The ballad concerns a woman from Usher's Well, who sends her three sons away, to school in some versions, and a few weeks after learns that they had died. The woman grieves bitterly for the loss of her children, cursing the winds and sea.

"I wish the wind may never cease,
Nor fashes in the flood,
Till my three sons come home to me,
In earthly flesh and blood."

The song implicitly draws on an old belief that one should mourn a death for a year and a day, for any longer may cause the dead to return; it has this in common with the ballad "The Unquiet Grave". When the children return to their mother around Martinmas it is as revenants, not, as she hoped, "in earthly flesh and blood", and it is a bleak affair. They wear hats made of birch, which is said to protect the dead from the influences of the living, from a tree that grows at the gates of Paradise. The mother expects a joyous reunion, in some versions preparing a celebratory feast for them, which, as subjects of Death, they are unable to eat. They consistently remind her that they are no longer living; they are unable to sleep as well, and must depart at the break of day.

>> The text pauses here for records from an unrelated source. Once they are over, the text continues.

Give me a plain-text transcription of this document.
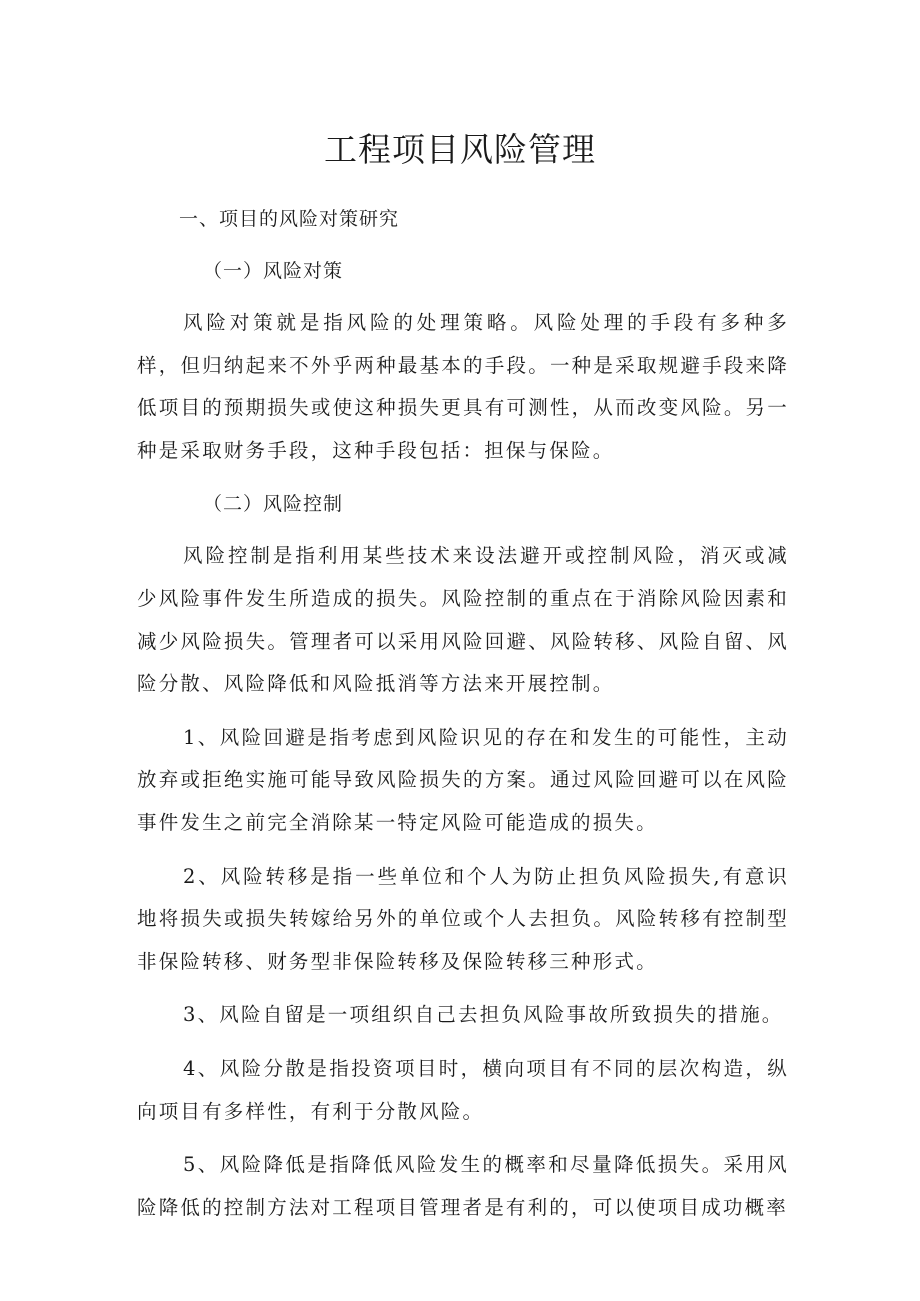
工程项目风险管理
一、项目的风险对策研究
（一）风险对策
风险对策就是指风险的处理策略。风险处理的手段有多种多样，但归纳起来不外乎两种最基本的手段。一种是采取规避手段来降低项目的预期损失或使这种损失更具有可测性，从而改变风险。另一种是采取财务手段，这种手段包括：担保与保险。
（二）风险控制
风险控制是指利用某些技术来设法避开或控制风险，消灭或减少风险事件发生所造成的损失。风险控制的重点在于消除风险因素和减少风险损失。管理者可以采用风险回避、风险转移、风险自留、风险分散、风险降低和风险抵消等方法来开展控制。
1、风险回避是指考虑到风险识见的存在和发生的可能性，主动放弃或拒绝实施可能导致风险损失的方案。通过风险回避可以在风险事件发生之前完全消除某一特定风险可能造成的损失。
2、风险转移是指一些单位和个人为防止担负风险损失,有意识地将损失或损失转嫁给另外的单位或个人去担负。风险转移有控制型非保险转移、财务型非保险转移及保险转移三种形式。
3、风险自留是一项组织自己去担负风险事故所致损失的措施。
4、风险分散是指投资项目时，横向项目有不同的层次构造，纵向项目有多样性，有利于分散风险。
5、风险降低是指降低风险发生的概率和尽量降低损失。采用风险降低的控制方法对工程项目管理者是有利的，可以使项目成功概率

"The cock doth craw, the day doth daw,
The channerin worm doth chide;
Gin we be mist out o our place,
A sair pain we maun bide."

The most popular versions in America have a different tone, and an overtly religious nature. They return at Christmas, rather than Martinmas, and happily return to their Savior at the end. Indeed, Jesus may speak to her at the end, telling her she had nine days to repent; she dies at that time and is taken to heaven.

The Christmas appearance has been cited to explain another ballad, "The Clerk's Twa Sons O Owsenford", in which the two sons are executed, but, in some variants, their father tells their mother they will return at Christmas; the father may mean they will return as ghosts.

A version of the ballard by folk-rock pioneers Steeleye Span can be heard on their 1975 album All Around My Hat.